It’s officially October, which means scary movies, Halloween costumes, and fun themed foods. Chef Jenn stopped by with some easy recipes that families can make all month long to celebrate Spooky Month!
Spooky Midnight Pasta
- 6 large garlic cloves, minced
- 1 tbsp salt
- 1lb Black Bean Spaghetti
- 1/3 cup olive oil
- 1 tsp crushed red pepper flakes
- Fresh chopped parsley for garnish
- Cook pasta according to package directions.
- While the pasta is cooking, place the olive oil and chopped garlic into a large pan.
- Cook over a low heat for 4 minutes, stirring frequently to not burn the garlic.
- Add the red pepper flakes and cook for 30 seconds more.
- Take ½ cup of pasta water and add it to the pan, simmer and stir until incorporated.
- Reserve a further cup of the pasta cooking water, before you drain the pasta.
- Add the cooked pasta to the garlic mixture and stir well to combine, over a high heat.
- Add more cooking water if needed then serve immediately.
Sweet Treat Intestines
- 1 box frozen Puff Pastry Sheets, thawed
- 8 ounces cream cheese cut into small ½-inch cubes
- 16 ounces strawberry or raspberry jam
- 1 egg with a splash of water, beaten
- Sugar for sprinkling
- Thaw the puff pastry according to the directions on the package.
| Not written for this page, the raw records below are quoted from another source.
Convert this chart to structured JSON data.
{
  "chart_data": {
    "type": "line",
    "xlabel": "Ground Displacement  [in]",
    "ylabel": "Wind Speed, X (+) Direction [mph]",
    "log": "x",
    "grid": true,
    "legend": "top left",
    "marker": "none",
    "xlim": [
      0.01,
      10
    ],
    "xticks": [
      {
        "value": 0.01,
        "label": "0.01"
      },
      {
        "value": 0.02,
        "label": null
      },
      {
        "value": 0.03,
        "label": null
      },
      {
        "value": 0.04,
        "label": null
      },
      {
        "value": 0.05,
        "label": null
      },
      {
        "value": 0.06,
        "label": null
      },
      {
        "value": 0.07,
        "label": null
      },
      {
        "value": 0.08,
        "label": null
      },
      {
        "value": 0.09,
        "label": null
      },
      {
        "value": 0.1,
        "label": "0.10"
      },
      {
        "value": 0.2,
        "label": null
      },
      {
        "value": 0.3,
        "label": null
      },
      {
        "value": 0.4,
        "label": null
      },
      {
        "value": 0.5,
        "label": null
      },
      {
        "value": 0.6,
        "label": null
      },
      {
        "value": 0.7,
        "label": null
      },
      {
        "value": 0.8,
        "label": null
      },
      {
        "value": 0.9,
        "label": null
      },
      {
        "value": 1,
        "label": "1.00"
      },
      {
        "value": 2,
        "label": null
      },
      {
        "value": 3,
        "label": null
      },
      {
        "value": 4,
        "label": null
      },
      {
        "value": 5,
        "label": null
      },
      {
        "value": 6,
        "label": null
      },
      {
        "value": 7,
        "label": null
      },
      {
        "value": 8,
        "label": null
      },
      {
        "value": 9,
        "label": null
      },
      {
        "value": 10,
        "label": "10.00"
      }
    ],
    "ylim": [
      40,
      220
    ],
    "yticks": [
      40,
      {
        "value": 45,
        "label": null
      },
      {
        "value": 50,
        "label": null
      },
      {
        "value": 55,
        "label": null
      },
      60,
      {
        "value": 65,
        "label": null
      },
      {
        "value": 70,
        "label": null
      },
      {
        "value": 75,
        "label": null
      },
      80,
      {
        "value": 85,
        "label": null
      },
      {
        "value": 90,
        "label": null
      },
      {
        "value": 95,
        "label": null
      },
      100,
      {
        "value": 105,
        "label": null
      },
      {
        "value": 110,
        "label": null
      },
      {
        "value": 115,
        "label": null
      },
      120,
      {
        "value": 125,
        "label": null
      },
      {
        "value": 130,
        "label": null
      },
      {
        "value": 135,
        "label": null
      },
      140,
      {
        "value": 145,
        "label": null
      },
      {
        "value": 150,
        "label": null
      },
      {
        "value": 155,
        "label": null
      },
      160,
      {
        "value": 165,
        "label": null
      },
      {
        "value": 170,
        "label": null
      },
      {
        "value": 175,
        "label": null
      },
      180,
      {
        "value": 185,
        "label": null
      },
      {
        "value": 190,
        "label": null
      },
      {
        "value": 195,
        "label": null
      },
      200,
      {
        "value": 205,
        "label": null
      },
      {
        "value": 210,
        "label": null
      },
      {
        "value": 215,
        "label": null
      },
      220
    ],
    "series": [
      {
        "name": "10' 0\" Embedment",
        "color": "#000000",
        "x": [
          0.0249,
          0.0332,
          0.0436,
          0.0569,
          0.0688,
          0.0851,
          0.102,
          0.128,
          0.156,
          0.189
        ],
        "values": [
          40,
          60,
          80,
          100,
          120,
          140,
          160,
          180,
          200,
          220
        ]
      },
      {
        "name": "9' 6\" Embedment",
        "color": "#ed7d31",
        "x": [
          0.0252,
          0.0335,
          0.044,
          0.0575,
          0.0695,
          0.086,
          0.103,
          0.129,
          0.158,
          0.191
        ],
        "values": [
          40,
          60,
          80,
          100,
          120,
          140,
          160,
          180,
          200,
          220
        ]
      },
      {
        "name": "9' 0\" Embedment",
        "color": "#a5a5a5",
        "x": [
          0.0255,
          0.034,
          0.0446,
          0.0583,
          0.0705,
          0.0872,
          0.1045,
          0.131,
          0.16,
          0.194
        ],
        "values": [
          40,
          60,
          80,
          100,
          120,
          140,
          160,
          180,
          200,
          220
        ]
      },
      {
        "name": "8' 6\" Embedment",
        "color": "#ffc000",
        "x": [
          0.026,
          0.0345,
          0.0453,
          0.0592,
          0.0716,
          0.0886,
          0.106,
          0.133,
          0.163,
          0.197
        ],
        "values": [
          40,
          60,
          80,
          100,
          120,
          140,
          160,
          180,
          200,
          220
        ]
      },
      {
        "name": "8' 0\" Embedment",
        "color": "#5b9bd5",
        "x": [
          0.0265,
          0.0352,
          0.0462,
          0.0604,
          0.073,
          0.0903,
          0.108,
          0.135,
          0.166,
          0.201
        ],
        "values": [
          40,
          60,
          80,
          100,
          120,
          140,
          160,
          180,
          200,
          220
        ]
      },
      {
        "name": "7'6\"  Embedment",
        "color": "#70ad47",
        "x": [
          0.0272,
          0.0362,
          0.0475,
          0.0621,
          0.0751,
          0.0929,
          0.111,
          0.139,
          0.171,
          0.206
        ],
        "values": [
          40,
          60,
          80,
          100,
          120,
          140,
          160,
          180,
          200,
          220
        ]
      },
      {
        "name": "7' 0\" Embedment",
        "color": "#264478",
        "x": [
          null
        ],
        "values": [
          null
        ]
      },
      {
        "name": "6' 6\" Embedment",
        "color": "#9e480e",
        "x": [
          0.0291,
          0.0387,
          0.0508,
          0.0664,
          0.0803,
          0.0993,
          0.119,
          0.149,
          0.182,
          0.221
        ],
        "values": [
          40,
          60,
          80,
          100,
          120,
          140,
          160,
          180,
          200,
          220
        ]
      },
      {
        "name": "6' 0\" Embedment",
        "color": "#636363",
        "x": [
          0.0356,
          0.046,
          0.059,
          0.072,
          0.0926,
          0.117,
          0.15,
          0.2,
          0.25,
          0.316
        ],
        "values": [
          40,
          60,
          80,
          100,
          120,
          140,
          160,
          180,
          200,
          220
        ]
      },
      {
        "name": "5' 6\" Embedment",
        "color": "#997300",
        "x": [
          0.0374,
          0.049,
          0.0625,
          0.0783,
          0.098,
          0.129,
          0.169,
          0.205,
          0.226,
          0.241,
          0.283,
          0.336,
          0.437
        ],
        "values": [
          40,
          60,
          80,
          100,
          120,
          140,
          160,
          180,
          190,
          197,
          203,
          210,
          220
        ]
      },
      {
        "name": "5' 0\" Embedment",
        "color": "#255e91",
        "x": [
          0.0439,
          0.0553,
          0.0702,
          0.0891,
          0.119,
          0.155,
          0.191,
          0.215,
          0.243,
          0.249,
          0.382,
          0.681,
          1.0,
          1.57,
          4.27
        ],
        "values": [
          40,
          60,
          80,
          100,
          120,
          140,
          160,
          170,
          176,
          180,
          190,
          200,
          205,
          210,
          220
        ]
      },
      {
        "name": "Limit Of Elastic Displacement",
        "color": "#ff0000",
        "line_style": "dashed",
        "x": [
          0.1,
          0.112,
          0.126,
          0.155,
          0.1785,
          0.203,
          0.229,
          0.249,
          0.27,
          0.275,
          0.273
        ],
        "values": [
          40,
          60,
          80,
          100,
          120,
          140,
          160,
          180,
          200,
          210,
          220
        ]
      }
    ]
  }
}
Line a baking sheet with a silicone baking mat or parchment paper. Preheat the oven to 400 degrees.
- On a lightly floured surface, roll out each of the two sheets of puff pastry, to be about 11 by 14 inches each. Cut each sheet into 3 strips lengthwise. Brush a small amount of water on the short end of a strip of dough to help it to stick the short end of the next strip. Continue to create two long strips with all of the dough.
- Spread jam in the middle of each strip and place cream cheese chunks on top of the jam. Enclose the puff pastry around the filling, pinching to seal.
- Place the pan in the refrigerator for 10-15 minutes to chill the dough.
- Brush with egg wash and sprinkle with sugar.
- Bake for 20 minutes, until dough is golden brown.
- 2 pie pumpkins, hollowed out for the milkshake
- 2 cups vanilla reduced-fat ice cream softened
- 1 cup fat-free milk
- 2/3 cup canned pumpkin
- 1/4 cup packed brown sugar
- 3/4 teaspoon pumpkin-pie spice
- 3 tablespoons frozen fat-free whipped topping thawed
- Hollow out pie pumpkins
- Combine first 5 ingredients in a blender; process until smooth.
- Fill pumpkins with milkshake and top with whipped cream.